Until this year, homebuyers needed to buy mortgage insurance if they could only afford to pay between five and 20 percent of the price of the property in their down payment. Only these homebuyers had to pass the stress test before they would get a mortgage. Now the rules have changed.
After January 1, almost all homebuyers began taking stress tests to see if they could afford the mortgage payments to buy a condo or house.
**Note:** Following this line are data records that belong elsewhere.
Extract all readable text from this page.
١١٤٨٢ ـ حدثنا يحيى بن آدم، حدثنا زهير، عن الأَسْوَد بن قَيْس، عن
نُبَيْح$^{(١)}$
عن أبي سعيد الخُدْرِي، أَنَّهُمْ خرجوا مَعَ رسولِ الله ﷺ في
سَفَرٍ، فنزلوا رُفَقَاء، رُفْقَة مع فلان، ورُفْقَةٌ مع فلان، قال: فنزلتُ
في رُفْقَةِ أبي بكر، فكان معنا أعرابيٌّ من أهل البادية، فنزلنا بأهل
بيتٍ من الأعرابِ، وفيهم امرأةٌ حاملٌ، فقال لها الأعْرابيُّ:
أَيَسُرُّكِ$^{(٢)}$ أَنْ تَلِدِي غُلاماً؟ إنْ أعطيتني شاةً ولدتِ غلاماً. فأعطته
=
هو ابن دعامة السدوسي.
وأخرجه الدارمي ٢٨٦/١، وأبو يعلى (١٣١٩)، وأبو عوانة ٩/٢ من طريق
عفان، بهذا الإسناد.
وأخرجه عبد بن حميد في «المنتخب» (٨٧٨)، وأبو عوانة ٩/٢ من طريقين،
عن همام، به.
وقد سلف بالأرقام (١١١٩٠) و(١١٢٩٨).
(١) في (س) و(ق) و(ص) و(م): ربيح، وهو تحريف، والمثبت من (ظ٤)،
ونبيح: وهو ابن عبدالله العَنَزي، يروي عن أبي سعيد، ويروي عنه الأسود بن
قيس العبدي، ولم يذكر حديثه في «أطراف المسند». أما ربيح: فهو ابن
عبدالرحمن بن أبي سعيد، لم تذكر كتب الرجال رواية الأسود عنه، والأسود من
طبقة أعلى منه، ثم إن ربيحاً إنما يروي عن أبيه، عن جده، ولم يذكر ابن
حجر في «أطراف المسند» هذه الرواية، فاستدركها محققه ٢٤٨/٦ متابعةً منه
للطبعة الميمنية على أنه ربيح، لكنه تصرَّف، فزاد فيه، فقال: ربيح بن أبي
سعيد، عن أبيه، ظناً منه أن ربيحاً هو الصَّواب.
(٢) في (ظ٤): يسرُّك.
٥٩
Failing the test means that many homebuyers must buy a smaller home than they wanted – or not get a mortgage from banks and credit unions.
The Bank of Canada estimates 10 percent of borrowers who can make a down payment of 20 percent or more of the property’s cost will still not be able to secure a mortgage.
How the Stress Test Works
The stress test increases the interest rate that a homebuyer would be charged by two percentage points above either of the below, whichever is greater:
the Bank of Canada’s five-year benchmark lending interest rate; or
the current interest rate the lender charges for mortgages,
If a bank charges a five percent interest rate for mortgages, the bank calculates whether or not the homebuyer could pay the mortgage payments if the interest rate was seven percent, not five percent.
For example: assume that
the homebuyer wants a 25-year amortization period for their mortgage and
can make a down payment of 20 percent of the purchase price.
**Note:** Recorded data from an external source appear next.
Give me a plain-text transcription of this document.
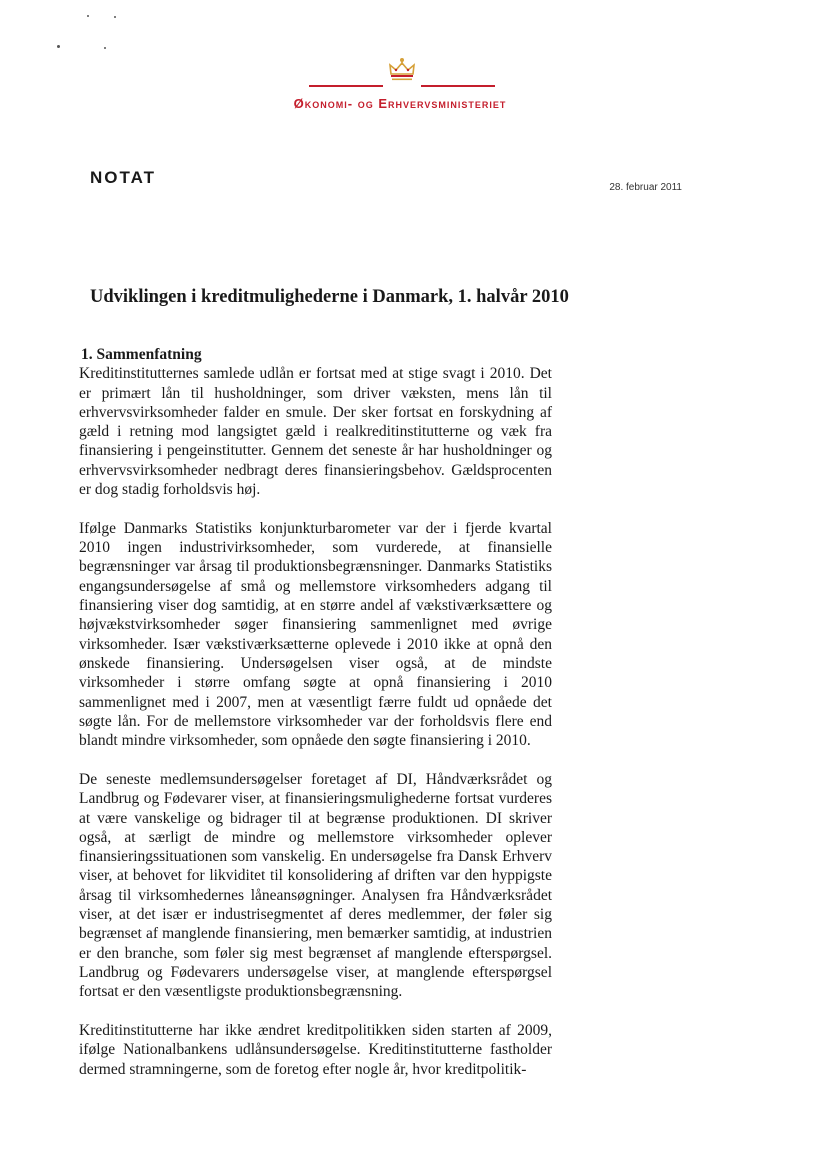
Økonomi- og Erhvervsministeriet
NOTAT
28. februar 2011
Udviklingen i kreditmulighederne i Danmark, 1. halvår 2010
1. Sammenfatning

Kreditinstitutternes samlede udlån er fortsat med at stige svagt i 2010. Det er primært lån til husholdninger, som driver væksten, mens lån til erhvervsvirksomheder falder en smule. Der sker fortsat en forskydning af gæld i retning mod langsigtet gæld i realkreditinstitutterne og væk fra finansiering i pengeinstitutter. Gennem det seneste år har husholdninger og erhvervsvirksomheder nedbragt deres finansieringsbehov. Gældsprocenten er dog stadig forholdsvis høj.

Ifølge Danmarks Statistiks konjunkturbarometer var der i fjerde kvartal 2010 ingen industrivirksomheder, som vurderede, at finansielle begrænsninger var årsag til produktionsbegrænsninger. Danmarks Statistiks engangsundersøgelse af små og mellemstore virksomheders adgang til finansiering viser dog samtidig, at en større andel af vækstiværksættere og højvækstvirksomheder søger finansiering sammenlignet med øvrige virksomheder. Især vækstiværksætterne oplevede i 2010 ikke at opnå den ønskede finansiering. Undersøgelsen viser også, at de mindste virksomheder i større omfang søgte at opnå finansiering i 2010 sammenlignet med i 2007, men at væsentligt færre fuldt ud opnåede det søgte lån. For de mellemstore virksomheder var der forholdsvis flere end blandt mindre virksomheder, som opnåede den søgte finansiering i 2010.

De seneste medlemsundersøgelser foretaget af DI, Håndværksrådet og Landbrug og Fødevarer viser, at finansieringsmulighederne fortsat vurderes at være vanskelige og bidrager til at begrænse produktionen. DI skriver også, at særligt de mindre og mellemstore virksomheder oplever finansieringssituationen som vanskelig. En undersøgelse fra Dansk Erhverv viser, at behovet for likviditet til konsolidering af driften var den hyppigste årsag til virksomhedernes låneansøgninger. Analysen fra Håndværksrådet viser, at det især er industrisegmentet af deres medlemmer, der føler sig begrænset af manglende finansiering, men bemærker samtidig, at industrien er den branche, som føler sig mest begrænset af manglende efterspørgsel. Landbrug og Fødevarers undersøgelse viser, at manglende efterspørgsel fortsat er den væsentligste produktionsbegrænsning.

Kreditinstitutterne har ikke ændret kreditpolitikken siden starten af 2009, ifølge Nationalbankens udlånsundersøgelse. Kreditinstitutterne fastholder dermed stramningerne, som de foretog efter nogle år, hvor kreditpolitik-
Then, possible mortgage payments are calculated at current interest rates:
under the old rules, the homebuyer must make $500 in monthly mortgage payments for every $100,000 of mortgage debt; but
under the new rules, the homebuyer must to able to pay $600 a month for every $100,000 in mortgage debt – even if the actual monthly payment is only $500 a month per $100,000 of mortgage debt.
How the Stress Test Result Can Change A Lender’s Decision About A Mortgage
Lenders decide how much a homebuyer can afford based on two ratios: the Gross Debt Service (GDS) ratio and the Total Debt Service (TDS) ratio.
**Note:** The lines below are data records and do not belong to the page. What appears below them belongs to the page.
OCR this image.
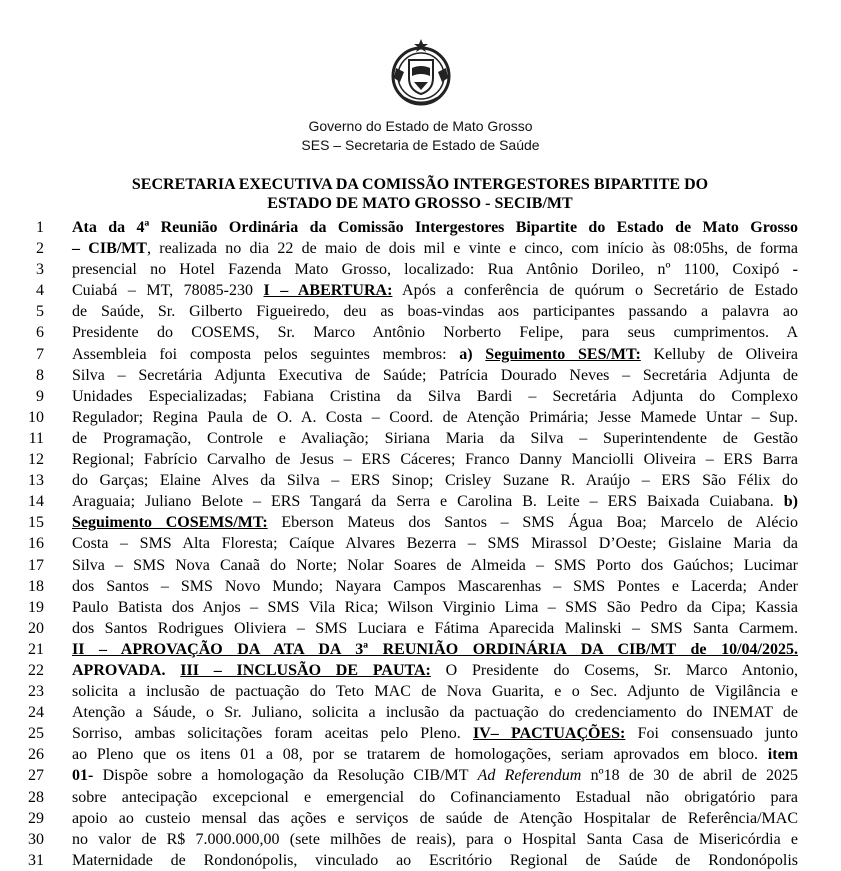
Governo do Estado de Mato Grosso
SES – Secretaria de Estado de Saúde
SECRETARIA EXECUTIVA DA COMISSÃO INTERGESTORES BIPARTITE DO
ESTADO DE MATO GROSSO - SECIB/MT
1 Ata da 4ª Reunião Ordinária da Comissão Intergestores Bipartite do Estado de Mato Grosso
2 – CIB/MT, realizada no dia 22 de maio de dois mil e vinte e cinco, com início às 08:05hs, de forma
3 presencial no Hotel Fazenda Mato Grosso, localizado: Rua Antônio Dorileo, nº 1100, Coxipó -
4 Cuiabá – MT, 78085-230 I – ABERTURA: Após a conferência de quórum o Secretário de Estado
5 de Saúde, Sr. Gilberto Figueiredo, deu as boas-vindas aos participantes passando a palavra ao
6 Presidente do COSEMS, Sr. Marco Antônio Norberto Felipe, para seus cumprimentos. A
7 Assembleia foi composta pelos seguintes membros: a) Seguimento SES/MT: Kelluby de Oliveira
8 Silva – Secretária Adjunta Executiva de Saúde; Patrícia Dourado Neves – Secretária Adjunta de
9 Unidades Especializadas; Fabiana Cristina da Silva Bardi – Secretária Adjunta do Complexo
10 Regulador; Regina Paula de O. A. Costa – Coord. de Atenção Primária; Jesse Mamede Untar – Sup.
11 de Programação, Controle e Avaliação; Siriana Maria da Silva – Superintendente de Gestão
12 Regional; Fabrício Carvalho de Jesus – ERS Cáceres; Franco Danny Manciolli Oliveira – ERS Barra
13 do Garças; Elaine Alves da Silva – ERS Sinop; Crisley Suzane R. Araújo – ERS São Félix do
14 Araguaia; Juliano Belote – ERS Tangará da Serra e Carolina B. Leite – ERS Baixada Cuiabana. b)
15 Seguimento COSEMS/MT: Eberson Mateus dos Santos – SMS Água Boa; Marcelo de Alécio
16 Costa – SMS Alta Floresta; Caíque Alvares Bezerra – SMS Mirassol D’Oeste; Gislaine Maria da
17 Silva – SMS Nova Canaã do Norte; Nolar Soares de Almeida – SMS Porto dos Gaúchos; Lucimar
18 dos Santos – SMS Novo Mundo; Nayara Campos Mascarenhas – SMS Pontes e Lacerda; Ander
19 Paulo Batista dos Anjos – SMS Vila Rica; Wilson Virginio Lima – SMS São Pedro da Cipa; Kassia
20 dos Santos Rodrigues Oliviera – SMS Luciara e Fátima Aparecida Malinski – SMS Santa Carmem.
21 II – APROVAÇÃO DA ATA DA 3ª REUNIÃO ORDINÁRIA DA CIB/MT de 10/04/2025.
22 APROVADA. III – INCLUSÃO DE PAUTA: O Presidente do Cosems, Sr. Marco Antonio,
23 solicita a inclusão de pactuação do Teto MAC de Nova Guarita, e o Sec. Adjunto de Vigilância e
24 Atenção a Sáude, o Sr. Juliano, solicita a inclusão da pactuação do credenciamento do INEMAT de
25 Sorriso, ambas solicitações foram aceitas pelo Pleno. IV– PACTUAÇÕES: Foi consensuado junto
26 ao Pleno que os itens 01 a 08, por se tratarem de homologações, seriam aprovados em bloco. item
27 01- Dispõe sobre a homologação da Resolução CIB/MT Ad Referendum nº18 de 30 de abril de 2025
28 sobre antecipação excepcional e emergencial do Cofinanciamento Estadual não obrigatório para
29 apoio ao custeio mensal das ações e serviços de saúde de Atenção Hospitalar de Referência/MAC
30 no valor de R$ 7.000.000,00 (sete milhões de reais), para o Hospital Santa Casa de Misericórdia e
31 Maternidade de Rondonópolis, vinculado ao Escritório Regional de Saúde de Rondonópolis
The Gross Debt Service ratio is the percentage of pre-tax income that
a home buyer needs to pay their mortgage payment plus the monthly cost of property taxes, divided by their gross monthly (pre-tax) pay; or
a condominium buyer needs to pay the mortgage payment plus half of their monthly condo fees and the heating costs, divided by their gross monthly (pre-tax) pay.
If this ratio is less than 32 percent, most lenders will consider granting a mortgage. Lenders then consider the Total Debt Service ratio.
The Total Debt Service ratio is the percentage of pre-tax income that is needed to pay a homebuyer’s monthly debts, including credit cards, lines of credit, car loans and any other debts. The monthly mortgage payment is then added to the payments for these debts. The lender will probably grant a mortgage if the TDS is 42 percent or less of a homebuyers gross monthly income.
The stress test increases the mortgage payment amount when the GDS and the TDS are calculated. A home buyer would not get a mortgage if the amount added to the mortgage payment pushes the ratios above the GDS’ 32 percent and the TDS’ 42 percent limits.
What To Do When A Homebuyer Fails The Test
A homebuyer has two choices:
Buy a cheaper home. This lowers the amount of the mortgage payments so that the homebuyer passes the stress test.
Borrow from an alternative lender. These are smaller financial companies that the government does not insure. These lenders charge a much higher interest rate (eight to 11 percent) than banks do, as their risk is higher if the homebuyer defaults.
If interest rates climb further, still more people will see their chances of owning one’s own home fade because of the stress test.